Holtec International acquired the 800-megawatt Palisades plant in 2022 with plans to dismantle it. But now the emphasis is on restarting it by late 2025, following support from the state of Michigan and the Biden administration.

Gov. Gretchen Whitmer said it would be the first nuclear power plant to be reopened in the U.S. It still faces hurdles, including inspections, testing and the blessing of the U.S. Nuclear Regulatory Commission, known as the NRC.

"Nuclear power is our single largest source of carbon-free electricity, directly supporting 100,000 jobs across the country and hundreds of thousands more indirectly," said Energy Secretary Jennifer Granholm, a former Michigan governor.

The Palisades plant is along Lake Michigan, a two-hour drive from Chicago.
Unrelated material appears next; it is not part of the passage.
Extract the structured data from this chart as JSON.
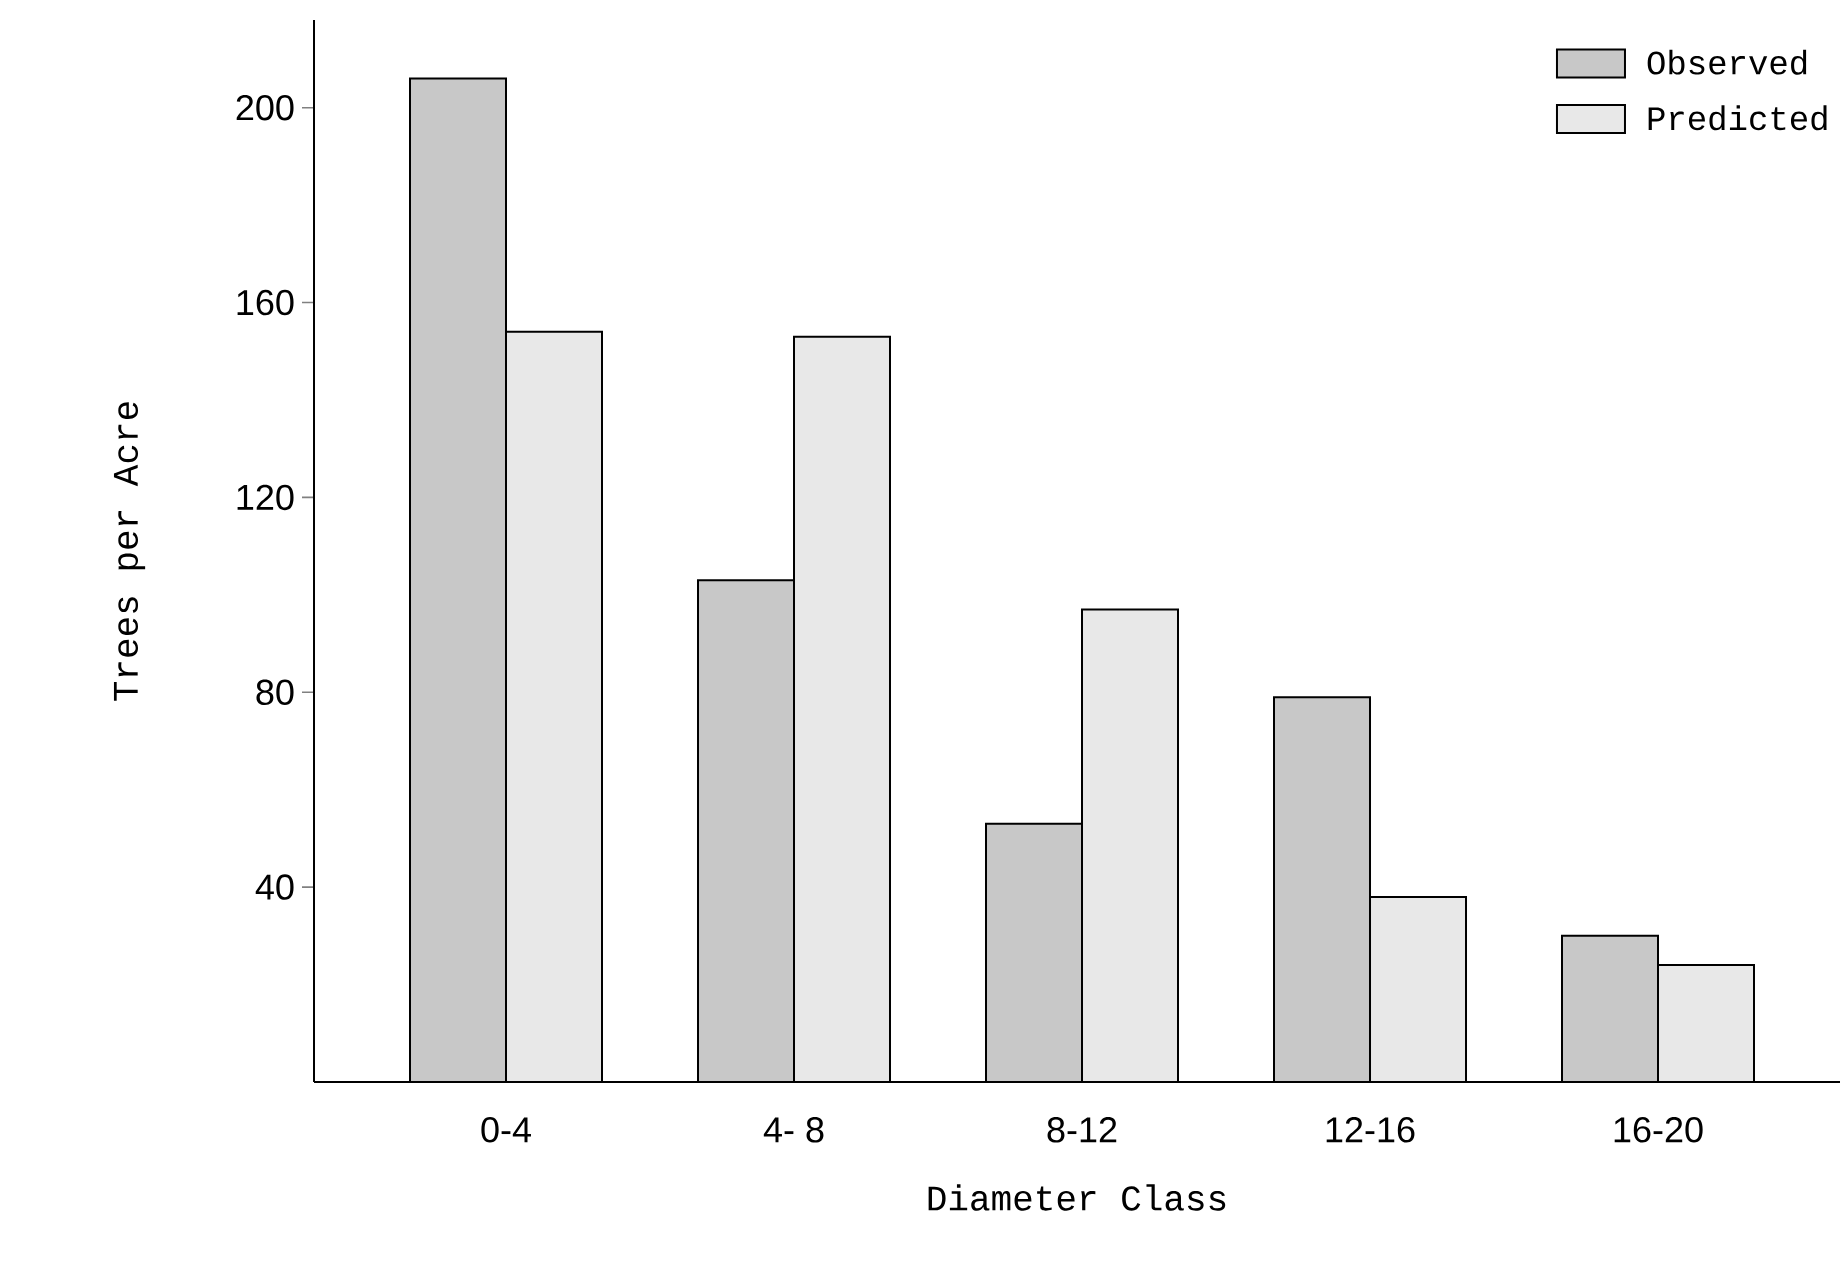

A Michigan utility, CMS Energy, owned it from 1971 until the plant was sold to Louisiana-based utility Entergy in 2007. It was shut down in 2022.

Holtec said it has long-term commitments so far from two electric cooperatives to buy power from the plant.

"The repowering of Palisades will restore safe, around-the-clock generation to hundreds of thousands of households, businesses and manufacturers," said Kris Singh, Holtec president and chief executive.

Critics, however, have emerged. A coalition opposed to restarting what it derisively calls a "zombie reactor" has requested a hearing at the NRC.

Holtec spokesman Patrick O'Brien said it will take four to five months to finalize the financial deal with the government.

"It is a loan we have to pay back," he said.

Nuclear energy is in the spotlight. Thirty-four countries, including the U.S., last week pledged to use it to reduce reliance on fossil fuels. In California, regulators in December said the Diablo Canyon plant could operate through 2030 instead of 2025 to guard against blackouts as the state shifts toward renewable power sources. Owner Pacific Gas & Electric said federal aid helped it repay a state loan.

"There is more enthusiasm toward nuclear power -- in Congress, in the industry and also internationally," said Najmedin Meshkati, an engineering professor at the University of Southern California who has inspected nuclear plants around the world.

But restarting a plant, he said, is not easy.

"It puts the onus and burden on the Nuclear Regulatory Commission and Holtec to double down on efforts to make sure this plant is safe enough and all the safety measures are intact," Meshkati said of Palisades.